Flood is causing devastating damages every year all over the world. One way to improve the readiness of the different stakeholders is by providing flood extent and depth maps promptly after the disaster, preferably in an automated way to reduce costs. The availability of these flood maps becomes particularly vital to assist the local authorities to plan rescue operations and evacuate the premises promptly. In the event of flooding, a clear cloud-free image acquired instantaneously, is necessary to have a synoptic view of the affected area. In this context, remotely-sensed images are suitable to map inundations, particularly when harsh climatic conditions are encountered and the access to the affected site is impractical. Moreover, satellite-borne Synthetic Aperture Radar (SAR) sensors have been extensively used in the last two decades to monitor many flooding events by taking advantage of their ability to operate independently of the sunlight, and in cloudy conditions which are common during inundations.
In the majority of previous studies working with SAR images for the detection of floods, the inundation extent is essentially the only information extracted. Although, for certain applications like the assessment of the damages caused, additional inundation characteristics are needed to give a thorough analysis of the inundation hazard, like the water level. The major advantage space-borne acquisitions have specifically over gauging stations is the global-availability and the spatial-continuity of their data. A semi-automated process was proposed in this thesis to estimate the flood depth locally in the vicinity of an inundated building from a pair of high-resolution SAR images using Genetic Algorithms followed by the inversion of an urban backscattering model. One potential application of this method is to assist insurance companies in the assessment of the damages incurred by buildings and structures in flooded urban areas.

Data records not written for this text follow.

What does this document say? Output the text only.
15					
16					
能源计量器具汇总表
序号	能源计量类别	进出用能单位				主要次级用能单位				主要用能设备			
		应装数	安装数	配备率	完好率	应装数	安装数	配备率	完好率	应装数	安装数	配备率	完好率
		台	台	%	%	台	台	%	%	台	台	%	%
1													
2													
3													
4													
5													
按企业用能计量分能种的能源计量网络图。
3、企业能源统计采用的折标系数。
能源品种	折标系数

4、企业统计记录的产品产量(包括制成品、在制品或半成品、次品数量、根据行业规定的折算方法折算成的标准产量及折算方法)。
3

Another way satellite SAR imagery can support decision makers in increasing the preparedness, is through flood extent maps. The online web application presented in this thesis addresses the issue of the flood extent mapping from SAR images promptly following the disaster, using a supervised classifier trained automatically without any intervention from the human user. This web application allowed to delineate the extent of the flooding, and managed to reach an accurate classification of the SAR image in a reasonable time. The important advantage to emphasize is the fact that the whole process is quick and automatic, which makes it useful to assist response authorities and the affected communities during emergency situations.